André Picard of Toronto’s Globe and Mail reports that just before Christmas, the findings of an independent review of the Motherisk Hair Testing Laboratory were released. The report, prepared by Justice Susan Lang of the Ontario Court of Appeal, makes for bone-chilling reading.

listeria4After a meticulous dissection of the evidence, Justice Lang concluded that the hair testing – which was used to determine alcohol and drug use in child protection investigations and criminal prosecutions – was “inadequate and unreliable,” and so, too, was much expert testimony.

While Motherisk founder Gideon Koren rarely testified himself, the judge said he was ultimately responsible for ensuring interpretations were done properly.

The findings will have sweeping repercussions because the hair testing was used in 16,000 child-protection cases and six criminal cases that resulted in convictions.

The key case was that of Tamara Broomfield, who was convicted of administering a noxious substance (cocaine) to her child and various other charges in 2009. Her conviction was overturned in 2014 when the Ontario Court of Appeal expressed serious doubts about the validity of Motherisk’s hair testing.

In response, the Toronto Star published a series of investigative articles, which, in turn, forced the province to commission an independent review, and led to the suspension and permanent closing of the drug-testing lab.

The technical details of how the hair testing was inadequate are important, but the short version is that while the lab promised “gold standard” results, it barely delivered a tin standard.

That this could happen for a decade beggars belief, but, according to Justice Lang, the fundamental problem was lack of oversight, a culture that allowed shoddy science to flourish and be rewarded. To understand this we need a bit of history and context.

Motherisk, a unit of the Toronto Hospital for Sick Children, was founded back in 1985 to conduct research on drugs and environmental chemicals, and how they could affect breastfeeding moms and newborn babies in particular.

Motherisk did groundbreaking research, especially on the role of folic acid preventing birth defects and cancer, and how codeine-based medicine can be fatal to babies after surgery. But labs, no matter how successful, need to generate funds. So Motherisk created a spinoff hair-testing business – one that proved quite lucrative, bringing in up to $1.3-million a year.

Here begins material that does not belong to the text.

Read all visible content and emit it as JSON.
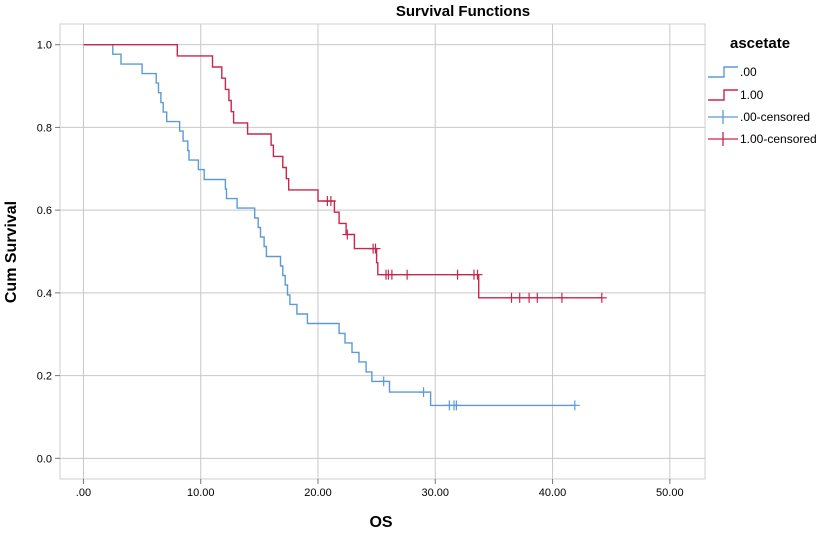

Dr. Koren became a much-called-upon expert witness. Problem was he was not an expert in this kind of pathological testing. Justice Lang found that much of his testimony was grossly misleading – there were huge leaps made based on flawed tests.

How does this happen?

In modern society (and perhaps even more in the legal and courts system), we are enamoured by TV series, such as CSI, where a single strand of hair tells a rich, definitive tale.

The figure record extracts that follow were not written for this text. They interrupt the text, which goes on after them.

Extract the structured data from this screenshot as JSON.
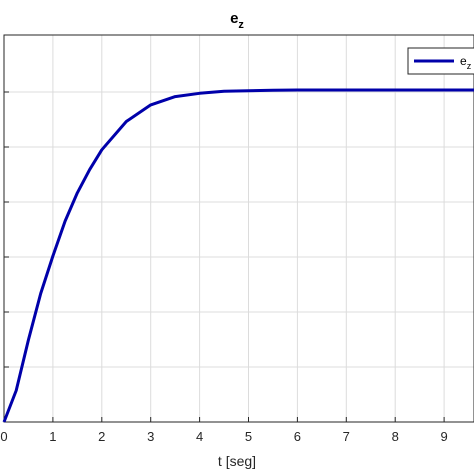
{
  "chart_data": {
    "type": "line",
    "title": "e",
    "title_subscript": "z",
    "xlabel": "t [seg]",
    "ylabel": "",
    "xlim": [
      0,
      10
    ],
    "ylim": [
      0,
      1.2
    ],
    "x_ticks": [
      "0",
      "1",
      "2",
      "3",
      "4",
      "5",
      "6",
      "7",
      "8",
      "9"
    ],
    "grid": true,
    "legend_placement": "top-right",
    "series": [
      {
        "name": "e",
        "name_subscript": "z",
        "color": "#0000aa",
        "x": [
          0,
          0.25,
          0.5,
          0.75,
          1,
          1.25,
          1.5,
          1.75,
          2,
          2.5,
          3,
          3.5,
          4,
          4.5,
          5,
          5.5,
          6,
          6.5,
          7,
          7.5,
          8,
          8.5,
          9,
          9.5,
          10
        ],
        "y": [
          0,
          0.095,
          0.247,
          0.387,
          0.5,
          0.605,
          0.69,
          0.76,
          0.82,
          0.905,
          0.955,
          0.98,
          0.99,
          0.996,
          0.998,
          0.999,
          1.0,
          1.0,
          1.0,
          1.0,
          1.0,
          1.0,
          1.0,
          1.0,
          1.0
        ]
      }
    ]
  }
}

In real life, science is rarely that magical. Things like hair testing provide some information, but it requires much interpretation and even more caution.

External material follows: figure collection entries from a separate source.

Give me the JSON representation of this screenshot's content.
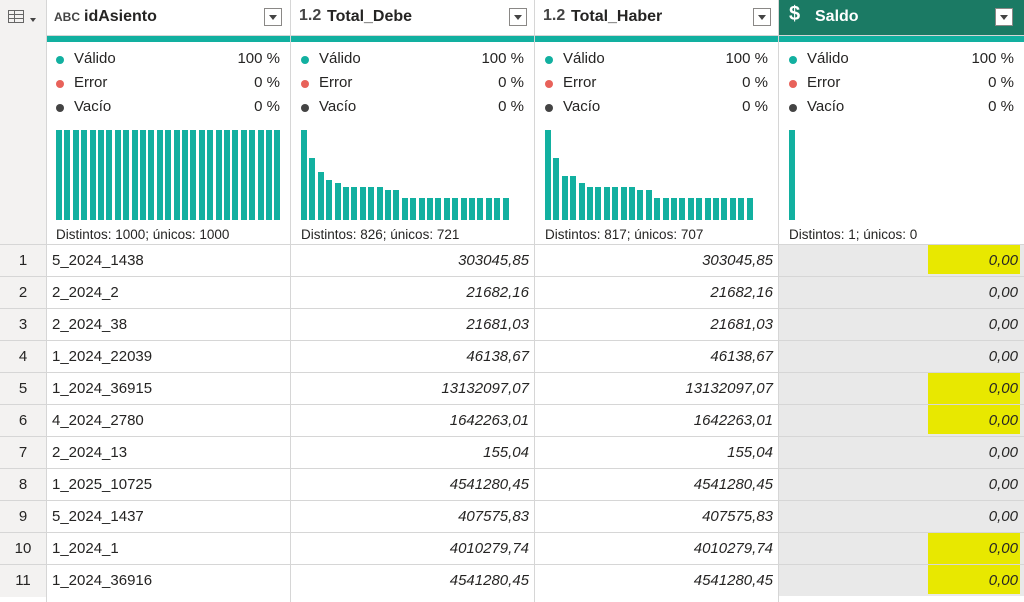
{
  "columns": [
    {
      "type_icon": "ABC",
      "name": "idAsiento"
    },
    {
      "type_icon": "1.2",
      "name": "Total_Debe"
    },
    {
      "type_icon": "1.2",
      "name": "Total_Haber"
    },
    {
      "type_icon": "$",
      "name": "Saldo"
    }
  ],
  "quality_labels": {
    "valid": "Válido",
    "error": "Error",
    "empty": "Vacío"
  },
  "quality_colors": {
    "valid": "#12b0a0",
    "error": "#e8625a",
    "empty": "#444444"
  },
  "profiles": [
    {
      "valid": "100 %",
      "error": "0 %",
      "empty": "0 %",
      "distinct": "Distintos: 1000; únicos: 1000",
      "bars": [
        1,
        1,
        1,
        1,
        1,
        1,
        1,
        1,
        1,
        1,
        1,
        1,
        1,
        1,
        1,
        1,
        1,
        1,
        1,
        1,
        1,
        1,
        1,
        1,
        1,
        1,
        1
      ]
    },
    {
      "valid": "100 %",
      "error": "0 %",
      "empty": "0 %",
      "distinct": "Distintos: 826; únicos: 721",
      "bars": [
        1,
        0.69,
        0.53,
        0.45,
        0.41,
        0.37,
        0.37,
        0.37,
        0.37,
        0.37,
        0.33,
        0.33,
        0.24,
        0.24,
        0.24,
        0.24,
        0.24,
        0.24,
        0.24,
        0.24,
        0.24,
        0.24,
        0.24,
        0.24,
        0.24
      ]
    },
    {
      "valid": "100 %",
      "error": "0 %",
      "empty": "0 %",
      "distinct": "Distintos: 817; únicos: 707",
      "bars": [
        1,
        0.69,
        0.49,
        0.49,
        0.41,
        0.37,
        0.37,
        0.37,
        0.37,
        0.37,
        0.37,
        0.33,
        0.33,
        0.24,
        0.24,
        0.24,
        0.24,
        0.24,
        0.24,
        0.24,
        0.24,
        0.24,
        0.24,
        0.24,
        0.24
      ]
    },
    {
      "valid": "100 %",
      "error": "0 %",
      "empty": "0 %",
      "distinct": "Distintos: 1; únicos: 0",
      "bars": [
        1
      ]
    }
  ],
  "rows": [
    {
      "n": "1",
      "id": "5_2024_1438",
      "debe": "303045,85",
      "haber": "303045,85",
      "saldo": "0,00",
      "highlight": true
    },
    {
      "n": "2",
      "id": "2_2024_2",
      "debe": "21682,16",
      "haber": "21682,16",
      "saldo": "0,00",
      "highlight": false
    },
    {
      "n": "3",
      "id": "2_2024_38",
      "debe": "21681,03",
      "haber": "21681,03",
      "saldo": "0,00",
      "highlight": false
    },
    {
      "n": "4",
      "id": "1_2024_22039",
      "debe": "46138,67",
      "haber": "46138,67",
      "saldo": "0,00",
      "highlight": false
    },
    {
      "n": "5",
      "id": "1_2024_36915",
      "debe": "13132097,07",
      "haber": "13132097,07",
      "saldo": "0,00",
      "highlight": true
    },
    {
      "n": "6",
      "id": "4_2024_2780",
      "debe": "1642263,01",
      "haber": "1642263,01",
      "saldo": "0,00",
      "highlight": true
    },
    {
      "n": "7",
      "id": "2_2024_13",
      "debe": "155,04",
      "haber": "155,04",
      "saldo": "0,00",
      "highlight": false
    },
    {
      "n": "8",
      "id": "1_2025_10725",
      "debe": "4541280,45",
      "haber": "4541280,45",
      "saldo": "0,00",
      "highlight": false
    },
    {
      "n": "9",
      "id": "5_2024_1437",
      "debe": "407575,83",
      "haber": "407575,83",
      "saldo": "0,00",
      "highlight": false
    },
    {
      "n": "10",
      "id": "1_2024_1",
      "debe": "4010279,74",
      "haber": "4010279,74",
      "saldo": "0,00",
      "highlight": true
    },
    {
      "n": "11",
      "id": "1_2024_36916",
      "debe": "4541280,45",
      "haber": "4541280,45",
      "saldo": "0,00",
      "highlight": true
    }
  ]
}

When you have a financial interest in offering black-and-white interpretations, and little oversight and accountability, trouble can ensue. The hair-testing debacle demonstrates this all too well.

But what’s most troubling of all is that the Motherisk story is oddly familiar.

Children, their parents and the public deserve better from Sick Kids.

And if it’s so prestigious, how did they get the Listeria advice so wrong?